Étiquette : Hervé Beuze

Le jardin des sculptures, entretiens d’artistes : Hervé Beuze

— Propos recueillis par Matilde dos Santos Ferreira, critique d’art et curateur indépendant —

Cinquième entretien d’une série d’environ quinze interviews de créateurs des œuvres du jardin des sculptures de la Fondation Clément. Hervé Beuze, conversation enregistrée en février 2019 à l’atelier de l’Entreprise Navale Antillaise (ENA) où l’artiste suivait la fabrication de son œuvre « Armatures », aujourd’hui installée dans les jardins.

Matilde dos Santos : Peut-on revenir sur la genèse du projet « Armatures » ? La pièce sur laquelle tu travailles maintenant reprend le couple « Fleur-fleur » qui faisait partie de ton installation « Armatures » à la Fondation Clément en 2016. Tu l’as modifié et renommée. Pourquoi ?
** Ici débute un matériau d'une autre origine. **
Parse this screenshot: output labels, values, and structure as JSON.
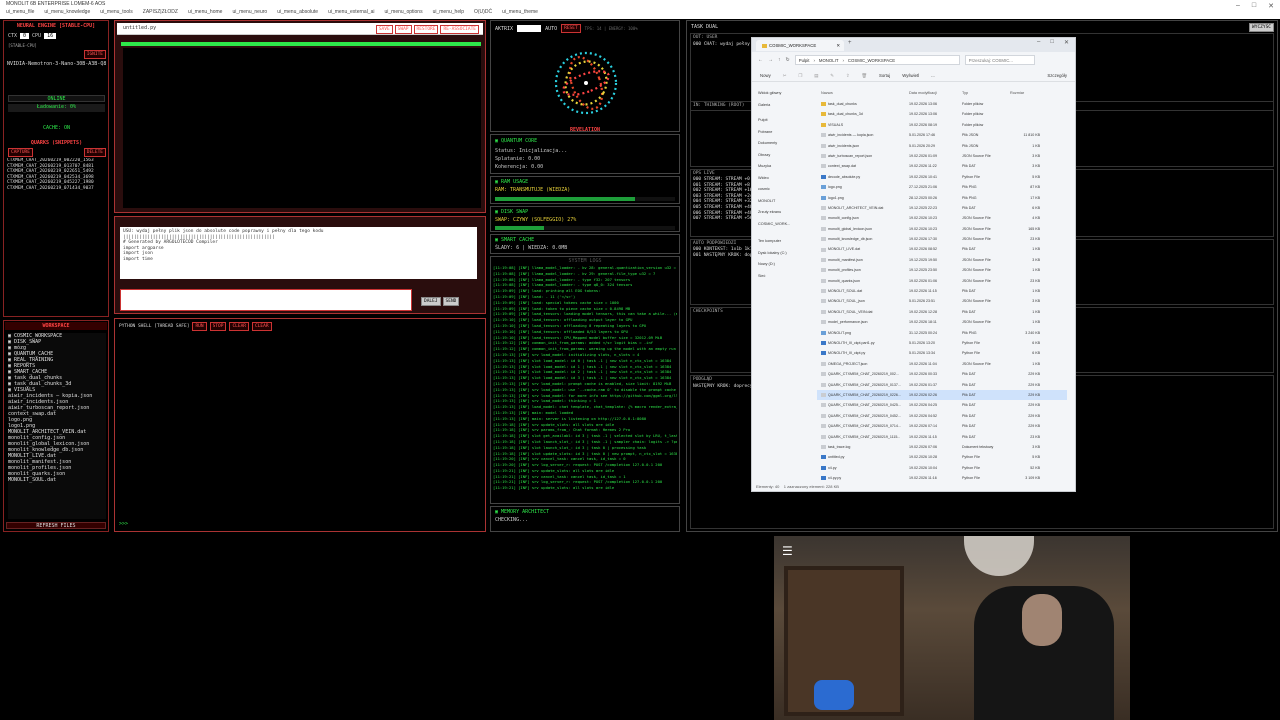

Hervé Beuze : L’œuvre va s’appeler « Armatures ». Je reprends le nom générique de l’exposition qui avait eu lieu à la Fondation Clément. Il y avait six couples dans l’installation de départ. La Fondation a souhaité faire l’acquisition pour le jardin d’une pièce semblable au couple « Fleur-fleur » mais sans les pétales qui l’entouraient. J’ai donc changé le matériau de la structure des corps qui maintenant est faite de barres d’acier rond lisse de 16 mm de diamètre.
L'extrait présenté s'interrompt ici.